Journal of A Black Queer Nurse (Common Notions), Britney Daniels
As the publisher’s website explains, Britney Daniels’ memoir recounts the experience of years in the emergency room setting as a “Black, masculine-presenting, tattooed lesbian from a working-class background,” which she began as a way of coping with the day-in and day-out trauma of healthcare work. In advance praise for the work, Dr Sharon L Moore writes: “There is no doubt that Journal of A Black Queer Nurse is timely on at least two fronts: reflecting on the weight of the COVID-19 pandemic on the healthcare profession, while illuminating the intersection of race, gender, and sexuality on a healthcare professional. However, this book is not only of import to nurses or to queer people because it so wonderfully explores a most universal story of what it is to be human in unprecedented times.”
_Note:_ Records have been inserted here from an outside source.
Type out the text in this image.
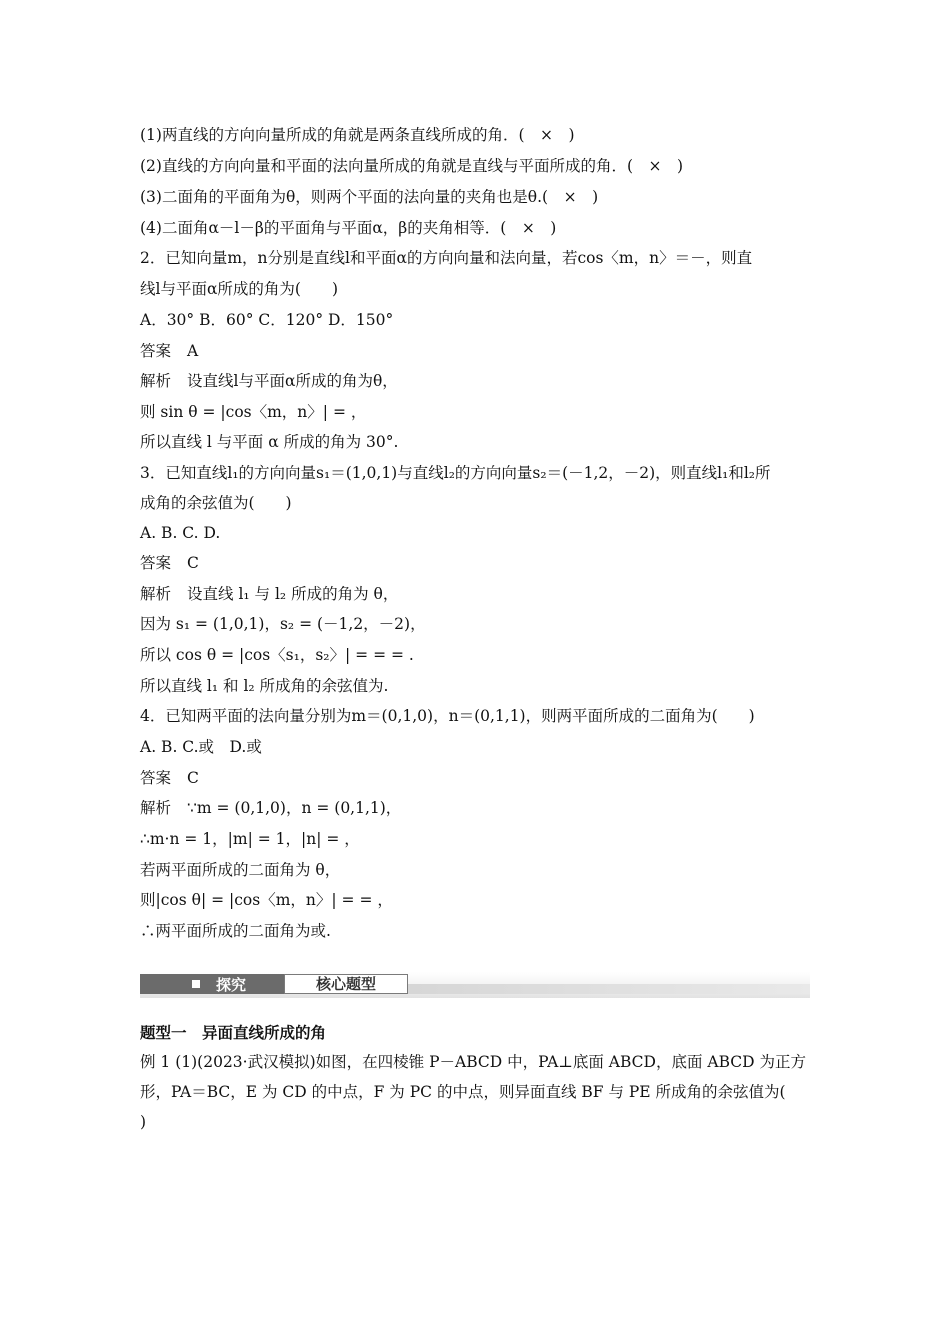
(1)两直线的方向向量所成的角就是两条直线所成的角．(　×　)
(2)直线的方向向量和平面的法向量所成的角就是直线与平面所成的角．(　×　)
(3)二面角的平面角为θ，则两个平面的法向量的夹角也是θ.(　×　)
(4)二面角α－l－β的平面角与平面α，β的夹角相等．(　×　)
2．已知向量m，n分别是直线l和平面α的方向向量和法向量，若cos〈m，n〉＝－，则直
线l与平面α所成的角为(　　)
A．30° B．60° C．120° D．150°
答案 A
解析 设直线l与平面α所成的角为θ，
则 sin θ = |cos〈m，n〉| = ，
所以直线 l 与平面 α 所成的角为 30°.
3．已知直线l₁的方向向量s₁＝(1,0,1)与直线l₂的方向向量s₂＝(－1,2，－2)，则直线l₁和l₂所
成角的余弦值为(　　)
A. B. C. D.
答案 C
解析 设直线 l₁ 与 l₂ 所成的角为 θ，
因为 s₁ = (1,0,1)，s₂ = (－1,2，－2)，
所以 cos θ = |cos〈s₁，s₂〉| = = = .
所以直线 l₁ 和 l₂ 所成角的余弦值为.
4．已知两平面的法向量分别为m＝(0,1,0)，n＝(0,1,1)，则两平面所成的二面角为(　　)
A. B. C.或　D.或
答案 C
解析 ∵m = (0,1,0)，n = (0,1,1)，
∴m·n = 1，|m| = 1，|n| = ，
若两平面所成的二面角为 θ，
则|cos θ| = |cos〈m，n〉| = = ，
∴两平面所成的二面角为或.
探究	核心题型
题型一　异面直线所成的角
例 1 (1)(2023·武汉模拟)如图，在四棱锥 P－ABCD 中，PA⊥底面 ABCD，底面 ABCD 为正方
形，PA＝BC，E 为 CD 的中点，F 为 PC 的中点，则异面直线 BF 与 PE 所成角的余弦值为(
)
Working Musicians: Labor and Creativity in Film and Television Production (Duke), Timothy Taylor
Musicians are workers too, and Timothy Taylor focuses on music workers in the movie, television, and video game industries in and around Hollywood. Digital technologies have sped up production timelines and changed how content is delivered, while new pay schemes and eroded working conditions have made the work of these cultural laborers increasingly more precarious. Based on scores of interviews, Taylor shows how “the composers, musicians, music editors, engineers, and others whose soundtracks excite, inspire, and touch millions face the same structural economic challenges that have transformed American society, concentrating wealth and power in fewer and fewer hands.”
On Work: An Anthology Unleash Creatives.
This is a multi-genre, multi-perspective anthology of creative exploring work. The poetry, fiction, and non-fiction included provide sharp, empathetic glimpses into varied work scenarios, including retail, road work, food service, sales work, and the commuter life. Among the many poets and writers is John Beck, a long-time Working-Class Studies stalwart.
A Democracy That Works (Routledge), Stephen Amberg
In this book Stephen Amberg argues that the neoliberal conservative ascendancy in US politics over the last 40 years is not simply based on corporate donations, gerrymandering, and media manipulation. Rather, more fundamentally Democrats and Republicans in the late 20th century changed the rules that had empowered liberal democracy for 50 years, thereby “organizing working-class people out of American politics.” The publisher promises: “[Amberg] draws on multidisciplinary studies to argue that when employees are organized to participate at work, they are also organized to participate in politics to press for accountable government. In doing so, the book opens up analytical space to understand the unprecedented threat to liberal democracy in the U.S.”